3. Aggressive Driving

Tailgating, abrupt lane changes, and road rage are considered aggressive driving behaviors. These actions can lead to more accidents, prompting insurers to increase premiums for drivers demonstrating such habits.

4. Driving Under the Influence

Driving under the influence of alcohol or drugs significantly elevates the risk of accidents. A DUI conviction can result in severe penalties, including skyrocketing insurance rates, as insurers view these drivers as high-risk.

5. Frequent Accidents

A history of accidents—regardless of fault—can lead to increased insurance premiums. Insurers often consider drivers with multiple incidents to be more likely to file claims, thus raising their rates.

6. Not Maintaining a Safe Following Distance

Failing to keep a safe distance from the vehicle ahead can lead to rear-end collisions. Insurers may increase premiums for drivers who receive tickets for tailgating or related offenses.

7. Ignoring Traffic Signals

Running red lights or ignoring stop signs not only endangers lives but also attracts hefty fines. Traffic violations can have a direct impact on a driver’s insurance costs, leading to potential spikes.

8. Driving Without Insurance

Driving uninsured or with insufficient coverage can lead to significant penalties if caught. Insurers may drastically raise rates for drivers with lapses in coverage or those who have been cited for driving without insurance.
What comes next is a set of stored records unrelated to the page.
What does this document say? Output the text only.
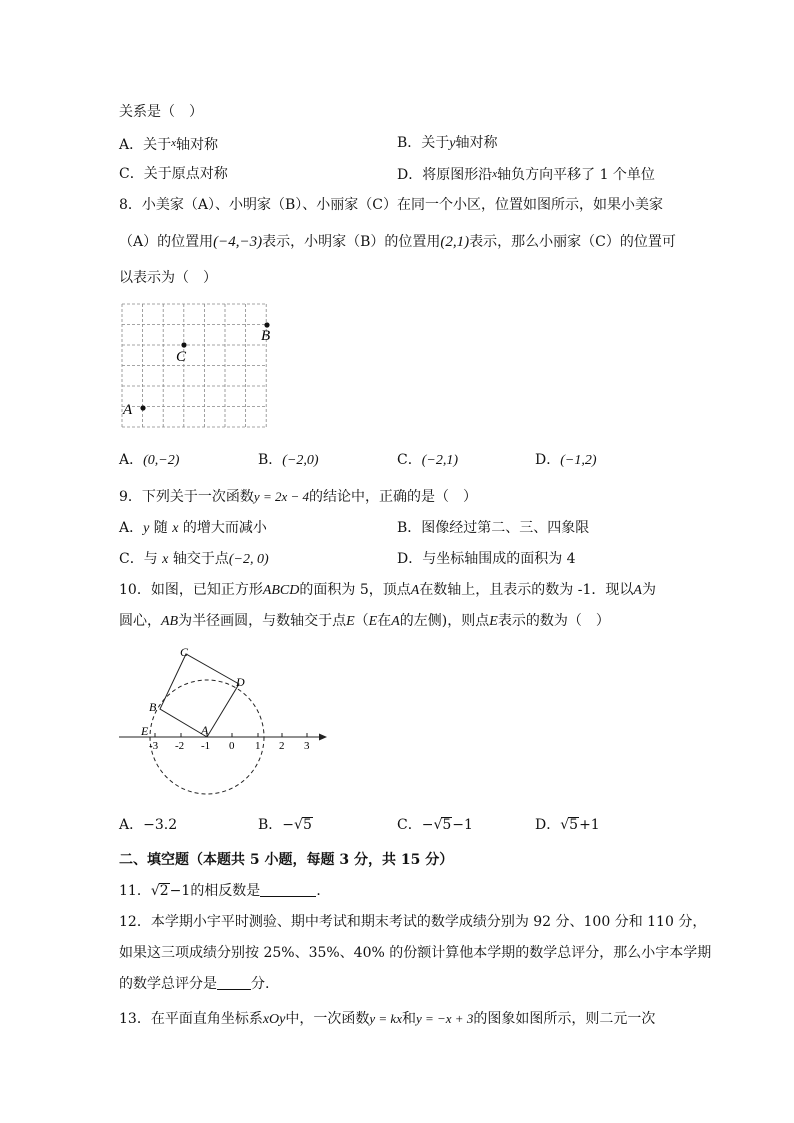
关系是（　）
A．关于$^x$轴对称	B．关于y轴对称
C．关于原点对称	D．将原图形沿x轴负方向平移了 1 个单位
8．小美家（A）、小明家（B）、小丽家（C）在同一个小区，位置如图所示，如果小美家
（A）的位置用(−4,−3)表示，小明家（B）的位置用(2,1)表示，那么小丽家（C）的位置可
以表示为（　）
B
C
A
A．(0,−2)	B．(−2,0)	C．(−2,1)	D．(−1,2)
9．下列关于一次函数y = 2x − 4的结论中，正确的是（　）
A．y 随 x 的增大而减小	B．图像经过第二、三、四象限
C．与 x 轴交于点(−2, 0)	D．与坐标轴围成的面积为 4
10．如图，已知正方形ABCD的面积为 5，顶点A在数轴上，且表示的数为 -1．现以A为
圆心，AB为半径画圆，与数轴交于点E（E在A的左侧)，则点E表示的数为（　）
A
B
C
D
E
-3 -2 -1 0 1 2 3
A．−3.2	B．−√5	C．−√5−1	D．√5+1
二、填空题（本题共 5 小题，每题 3 分，共 15 分）
11．√2−1的相反数是	．
12．本学期小宇平时测验、期中考试和期末考试的数学成绩分别为 92 分、100 分和 110 分，
如果这三项成绩分别按 25%、35%、40% 的份额计算他本学期的数学总评分，那么小宇本学期
的数学总评分是 分.
13．在平面直角坐标系xOy中，一次函数y = kx和y = −x + 3的图象如图所示，则二元一次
9. Poor Vehicle Maintenance

A poorly maintained vehicle can lead to accidents. Tires, brakes, and lights must function correctly; failure to maintain these can result in increased claims, prompting insurers to raise rates for negligent drivers.

10. Higher Mileage

Driving more miles increases exposure to potential accidents. Insurers often assess mileage when calculating premiums, with higher mileage leading to an elevated risk profile.

In conclusion, adopting safe driving habits is crucial not only for personal safety but also for managing insurance costs. Drivers should review their habits and make necessary changes to avoid spikes in premiums.